When Jane Wilson left Iowa in 1949, she embarked on what would be the defining moment of her sixty-year career as an artist. Born on her family’s farm in Seymour, Iowa, in 1924, she had recently graduated from the University of Iowa and spent two years teaching art history there. Arriving in New York City, she and her husband, John Gruen, settled in Greenwich Village and soon immersed themselves in the downtown art scene.

One day in 1952 at the Cedar Tavern, the bar made famous by the abstract expressionists who frequented it, Wilson was approached to be a co-founder of the legendary Hansa Gallery, an artists’ cooperative that was first on East 12th Street and later moved to Central Park South. Among the other original members were Jan Müller, Richard Stankiewicz, Wolf Kahn, Allan Kaprow, and Felix Pasilis.
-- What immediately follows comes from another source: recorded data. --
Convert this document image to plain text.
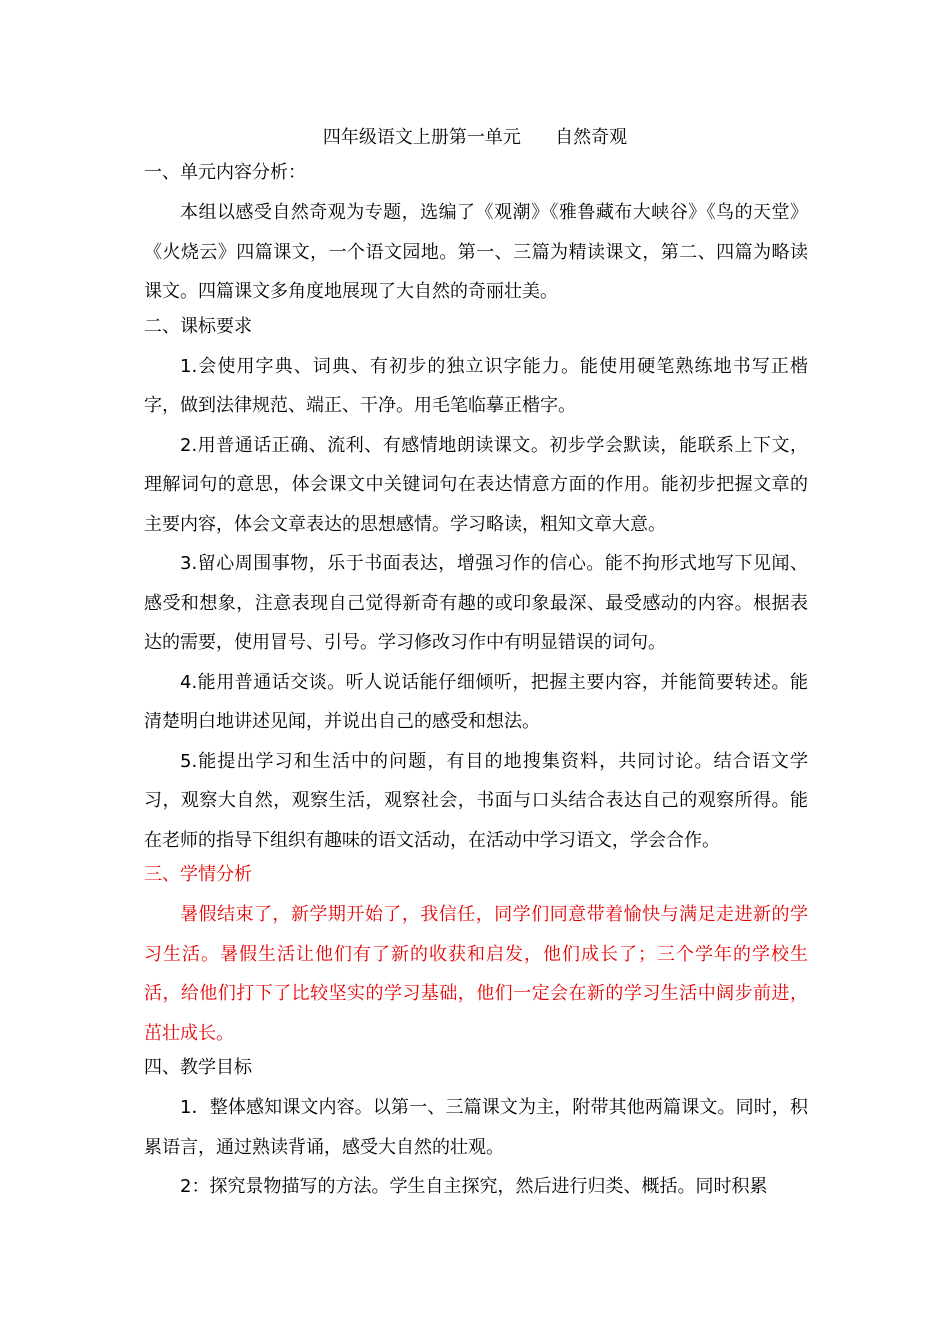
四年级语文上册第一单元      自然奇观
一、单元内容分析：

本组以感受自然奇观为专题，选编了《观潮》《雅鲁藏布大峡谷》《鸟的天堂》《火烧云》四篇课文，一个语文园地。第一、三篇为精读课文，第二、四篇为略读课文。四篇课文多角度地展现了大自然的奇丽壮美。

二、课标要求

1.会使用字典、词典、有初步的独立识字能力。能使用硬笔熟练地书写正楷字，做到法律规范、端正、干净。用毛笔临摹正楷字。

2.用普通话正确、流利、有感情地朗读课文。初步学会默读，能联系上下文，理解词句的意思，体会课文中关键词句在表达情意方面的作用。能初步把握文章的主要内容，体会文章表达的思想感情。学习略读，粗知文章大意。

3.留心周围事物，乐于书面表达，增强习作的信心。能不拘形式地写下见闻、感受和想象，注意表现自己觉得新奇有趣的或印象最深、最受感动的内容。根据表达的需要，使用冒号、引号。学习修改习作中有明显错误的词句。

4.能用普通话交谈。听人说话能仔细倾听，把握主要内容，并能简要转述。能清楚明白地讲述见闻，并说出自己的感受和想法。

5.能提出学习和生活中的问题，有目的地搜集资料，共同讨论。结合语文学习，观察大自然，观察生活，观察社会，书面与口头结合表达自己的观察所得。能在老师的指导下组织有趣味的语文活动，在活动中学习语文，学会合作。

三、学情分析

暑假结束了，新学期开始了，我信任，同学们同意带着愉快与满足走进新的学习生活。暑假生活让他们有了新的收获和启发，他们成长了；三个学年的学校生活，给他们打下了比较坚实的学习基础，他们一定会在新的学习生活中阔步前进，茁壮成长。

四、教学目标

1．整体感知课文内容。以第一、三篇课文为主，附带其他两篇课文。同时，积累语言，通过熟读背诵，感受大自然的壮观。

2：探究景物描写的方法。学生自主探究，然后进行归类、概括。同时积累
In all, Wilson had three solo shows at Hansa, in 1953, 1955, and 1957. She also participated in important group shows during these years, such as one in late 1952 at Tanager Gallery, another of the most active artists’ cooperatives, and in three annual exhibitions from 1953 to 1955 at the Stable Gallery on West 58th Street. In the mid-1950s, the Stable Annuals were major events that featured the work of both well-known and emerging artists, from Jackson Pollock and Willem de Kooning to Robert Rauschenberg and Helen Frankenthaler.

At that time, Wilson was working in an abstract expressionist mode, creating work that resonated with the energy of the moment. Later in the decade, she shifted to expressionist landscapes. Among the many artists whom she met at the time, Fairfield Porter, older and more established, became especially important to her, as his commitment to modernist representational painting supported her return to landscape painting

Wilson’s career as an artist began to take off in the early 1960s. The Museum of Modern Art acquired a large landscape, The Open Scene, in 1960, and Andy Warhol commissioned her to paint his portrait, Andy and Lilacs, which he subsequently donated to the Whitney Museum of American Art. That year she also joined Tibor de Nagy Gallery, which represented several of her friends and other, mainly young painters, including Frankenthaler, Porter, Larry Rivers, Grace Hartigan, Jane Freilicher, and Nell Blaine.

By then, Wilson, Gruen, and their daughter, Julia Gruen, were living on East 10th Street, across from Tompkins Square Park, which led her to create atmospheric cityscapes of the park and surrounding neighborhood. She also painted the area around Water Mill, New York, on the East End of Long Island, where she and her husband purchased an old shingled carriage house in 1960.

From the late 1960s through the late 1970s, Wilson focused on still lifes set in her apartment and studio, including a group of behind-the-scenes paintings of worktables and artist materials. She moved to the Upper West Side in 1968 and has lived there ever since.

In the early 1980s, Wilson returned to painting landscapes, and developed the distinctive approach for which she is best-known today – luminous works that hover between abstraction and representation, inspired by the sky, sea, and land around Water Mill. In 1999, she joined DC Moore Gallery, where she has had seven solo exhibitions in the past fifteen years.

In addition to painting, Wilson has also been a visiting professor at colleges and universities across the country, including thirteen years at the Columbia University School of Art, where she was Acting Chair from 1986-88. She has work in many museum collections, including those of the Museum of Modern Art, Metropolitan Museum of Art, Whitney Museum of American Art, Hirshhorn Museum and Sculpture Garden, Art Institute of Chicago, and San Francisco Museum of Modern Art.